I hope you find some solace in retreating a little from reality. Adventure stories and films, riding a one horse open sleigh across the snow, seeking out the magic in frosty dew drops.

I will escape into it as much as I can! (Already it is bringing out my Mother Hen side even more than usual!)

I wish you all a joyful Christmas, just a little bit of magic and a whole lot of hope for 2013. Thank you for all your support throughout the year and a special thanks to those patient customers who dived in and bought work from me this year!
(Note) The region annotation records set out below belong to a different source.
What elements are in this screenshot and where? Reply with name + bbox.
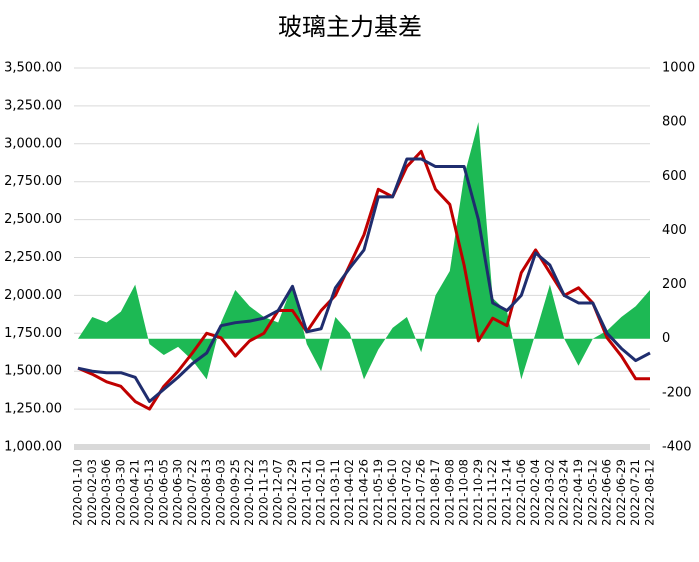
x-tick-label: 2022-03-02: [542, 459, 556, 526]
y2-tick-label: 600: [662, 169, 687, 184]
x-tick-label: 2020-04-21: [128, 459, 142, 526]
x-tick-label: 2021-01-21: [299, 459, 313, 526]
y-tick-label: 1,250.00: [4, 402, 62, 417]
x-tick-label: 2021-04-02: [342, 459, 356, 526]
x-tick-label: 2020-03-06: [99, 459, 113, 526]
x-tick-label: 2020-07-22: [185, 459, 199, 526]
x-tick-label: 2022-06-29: [614, 459, 628, 526]
chart-title: 玻璃主力基差: [278, 13, 422, 41]
y-tick-label: 3,250.00: [4, 98, 62, 113]
y2-tick-label: 800: [662, 115, 687, 130]
y-tick-label: 2,250.00: [4, 250, 62, 265]
x-tick-label: 2020-12-07: [271, 459, 285, 526]
x-tick-label: 2020-03-30: [113, 459, 127, 526]
x-tick-label: 2020-05-13: [142, 459, 156, 526]
price-line: [77, 157, 651, 404]
x-tick-label: 2020-06-05: [156, 459, 170, 526]
y-tick-label: 1,500.00: [4, 364, 62, 379]
x-tick-label: 2021-06-10: [385, 459, 399, 526]
x-tick-label: 2021-10-08: [457, 459, 471, 526]
x-tick-label: 2020-12-29: [285, 459, 299, 526]
x-tick-label: 2021-05-19: [371, 459, 385, 526]
x-tick-label: 2022-05-12: [585, 459, 599, 526]
x-tick-label: 2021-07-02: [399, 459, 413, 526]
x-tick-label: 2022-01-06: [514, 459, 528, 526]
y2-tick-label: 200: [662, 277, 687, 292]
x-tick-label: 2020-08-13: [199, 459, 213, 526]
x-tick-label: 2022-02-04: [528, 459, 542, 526]
y2-tick-label: 400: [662, 223, 687, 238]
basis-area: [78, 122, 650, 380]
x-tick-label: 2020-06-30: [171, 459, 185, 526]
x-tick-label: 2022-07-21: [628, 459, 642, 526]
x-tick-label: 2021-08-17: [428, 459, 442, 526]
x-tick-label: 2021-07-26: [414, 459, 428, 526]
y-tick-label: 2,000.00: [4, 288, 62, 303]
y2-tick-label: 0: [662, 331, 670, 346]
x-tick-label: 2020-09-03: [214, 459, 228, 526]
y2-tick-label: -200: [662, 385, 692, 400]
x-tick-label: 2022-04-19: [571, 459, 585, 526]
x-tick-label: 2021-10-29: [471, 459, 485, 526]
x-tick-label: 2021-02-10: [314, 459, 328, 526]
x-tick-label: 2022-08-12: [643, 459, 657, 526]
x-tick-label: 2022-03-24: [557, 459, 571, 526]
x-tick-label: 2022-06-06: [600, 459, 614, 526]
x-tick-label: 2020-10-22: [242, 459, 256, 526]
x-tick-label: 2020-02-03: [85, 459, 99, 526]
x-tick-label: 2021-12-14: [500, 459, 514, 526]
x-tick-label: 2020-11-13: [256, 459, 270, 526]
x-tick-label: 2021-09-08: [442, 459, 456, 526]
y-tick-label: 3,000.00: [4, 136, 62, 151]
y-tick-label: 3,500.00: [4, 61, 62, 76]
y-tick-label: 1,750.00: [4, 326, 62, 341]
x-tick-label: 2020-01-10: [71, 459, 85, 526]
y-tick-label: 1,000.00: [4, 440, 62, 455]
x-tick-label: 2021-03-11: [328, 459, 342, 526]
y2-tick-label: 1000: [662, 61, 695, 76]
x-tick-label: 2020-09-25: [228, 459, 242, 526]
x-tick-label: 2021-04-26: [357, 459, 371, 526]
y2-tick-label: -400: [662, 440, 692, 455]
y-tick-label: 2,750.00: [4, 174, 62, 189]
x-tick-label: 2021-11-22: [485, 459, 499, 526]
price-line: [77, 149, 650, 411]
y-tick-label: 2,500.00: [4, 212, 62, 227]
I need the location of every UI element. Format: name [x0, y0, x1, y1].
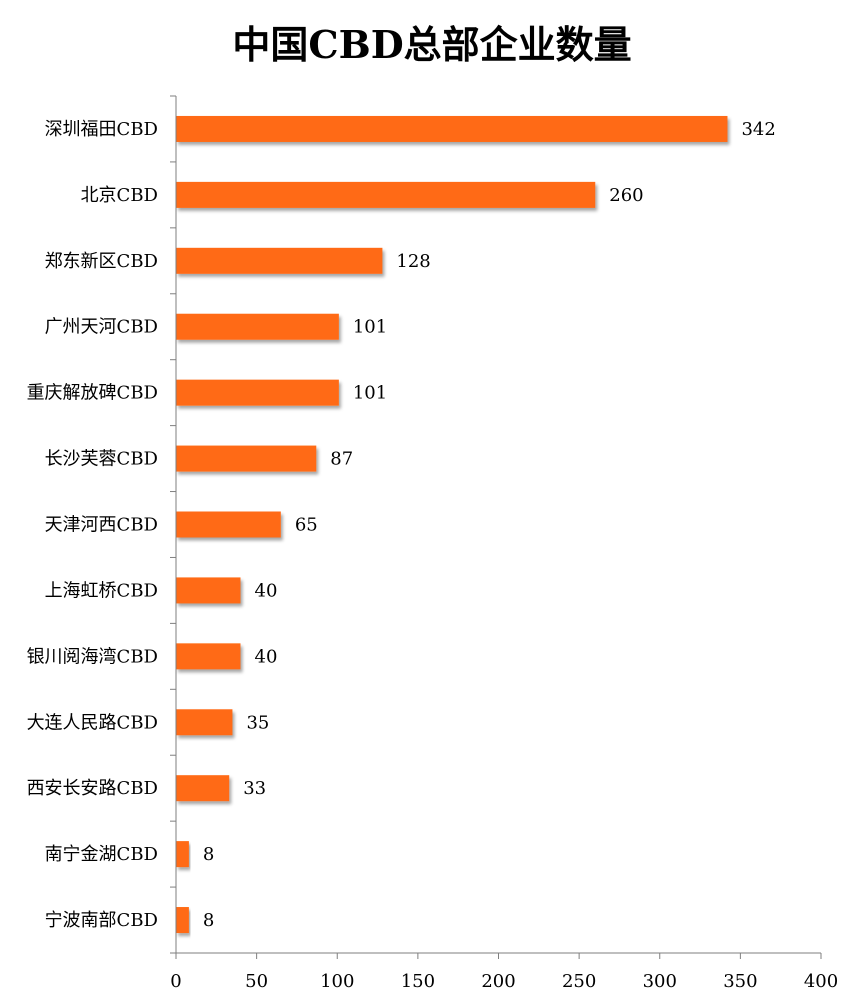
bar-0	[176, 115, 728, 142]
bar-1	[176, 181, 596, 208]
category-label-6: 天津河西CBD	[45, 515, 158, 536]
category-label-2: 郑东新区CBD	[45, 251, 158, 272]
bar-5	[176, 445, 317, 472]
chart-title: 中国CBD总部企业数量	[232, 22, 631, 67]
bar-11	[176, 841, 189, 868]
bar-9	[176, 709, 233, 736]
bar-4	[176, 379, 339, 406]
x-tick-label-5: 250	[562, 971, 596, 992]
category-label-10: 西安长安路CBD	[27, 778, 158, 799]
bar-2	[176, 247, 383, 274]
x-tick-label-0: 0	[170, 971, 181, 992]
x-tick-label-2: 100	[320, 971, 354, 992]
data-label-4: 101	[353, 383, 387, 404]
category-label-0: 深圳福田CBD	[45, 119, 158, 140]
bar-12	[176, 907, 189, 934]
data-label-7: 40	[255, 580, 278, 601]
bar-7	[176, 577, 241, 604]
category-label-4: 重庆解放碑CBD	[27, 383, 158, 404]
bar-3	[176, 313, 339, 340]
category-label-1: 北京CBD	[81, 185, 158, 206]
category-label-11: 南宁金湖CBD	[45, 844, 158, 865]
x-tick-label-7: 350	[723, 971, 757, 992]
data-label-10: 33	[243, 778, 266, 799]
bars-layer	[176, 115, 728, 934]
data-label-11: 8	[203, 844, 214, 865]
category-label-5: 长沙芙蓉CBD	[45, 449, 158, 470]
data-label-0: 342	[741, 119, 775, 140]
data-label-8: 40	[255, 646, 278, 667]
data-label-2: 128	[396, 251, 430, 272]
x-tick-label-1: 50	[245, 971, 268, 992]
data-label-3: 101	[353, 317, 387, 338]
data-label-12: 8	[203, 910, 214, 931]
category-label-7: 上海虹桥CBD	[45, 580, 158, 601]
data-label-6: 65	[295, 515, 318, 536]
category-label-12: 宁波南部CBD	[45, 910, 158, 931]
category-label-9: 大连人民路CBD	[27, 712, 158, 733]
x-tick-label-8: 400	[804, 971, 838, 992]
x-tick-label-4: 200	[481, 971, 515, 992]
data-label-9: 35	[246, 712, 269, 733]
data-label-5: 87	[330, 449, 353, 470]
category-label-8: 银川阅海湾CBD	[27, 646, 158, 667]
data-label-1: 260	[609, 185, 643, 206]
bar-8	[176, 643, 241, 670]
axes-layer: 深圳福田CBD 342 北京CBD 260 郑东新区CBD 128 广州天河CBD 101 重庆…	[27, 95, 838, 992]
bar-6	[176, 511, 281, 538]
bar-10	[176, 775, 230, 802]
x-tick-label-3: 150	[401, 971, 435, 992]
x-tick-label-6: 300	[643, 971, 677, 992]
category-label-3: 广州天河CBD	[45, 317, 158, 338]
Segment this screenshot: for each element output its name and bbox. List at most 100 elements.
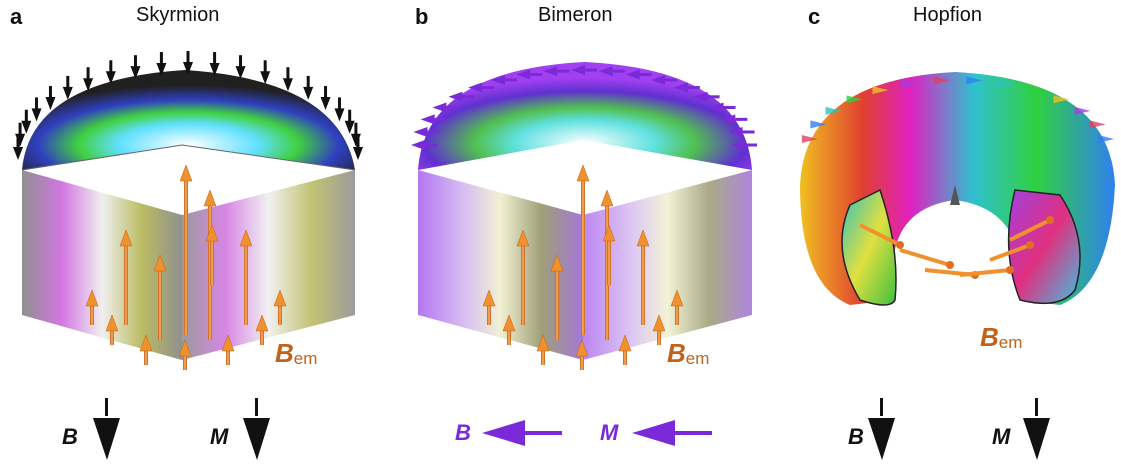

I hope you continue to enjoy Foxglove Lane, and celebrate the ordinary and the everyday with me again in 2013......


Catherine





22.12.11

Winter Solstice the longest night of the year




































As the sun sets this evening, the sky both darkens and colours. Gradually an average grey day turns into a mysterious and magical evening. While our ancestors calculated fairly accurately that this, December 21st, would be the longest night, I imagine they that were overwhelmed by questions as to why, just as I am tonight.

After a dark winter event in my life I am wandering around in the end of nowhere, doing very little except observing this transformation. The sun is setting in the farthest corner of the southwest. From tomorrow everything will change again as the earth turns back towards the sun and the light will return little by little each day.


1.12.11

Everything is dripping wet for the first day of Advent













































Last night as I was sleeping 
I dreamt -marvellous error-
that there was a fiery sun here in my heart
It was fiery because it gave warmth as if from a hearth, 
and it was sun because it gave light, 
and brought tears 
to my eyes.
      
-Antonio Machado

While the garden sleeps a soft winter is bringing buckets of rain. After one exciting frosty morning, now mild Atlantic weather systems have taken over and instead of winter wonderland we should 
have a wet and windy Christmas.

We need to keep a warm flame in our hearts at this time of the year, a memory of heat and light, 
to see us through until the spring. Time to get the 4 candles of Advent lighting and to retreat indoors.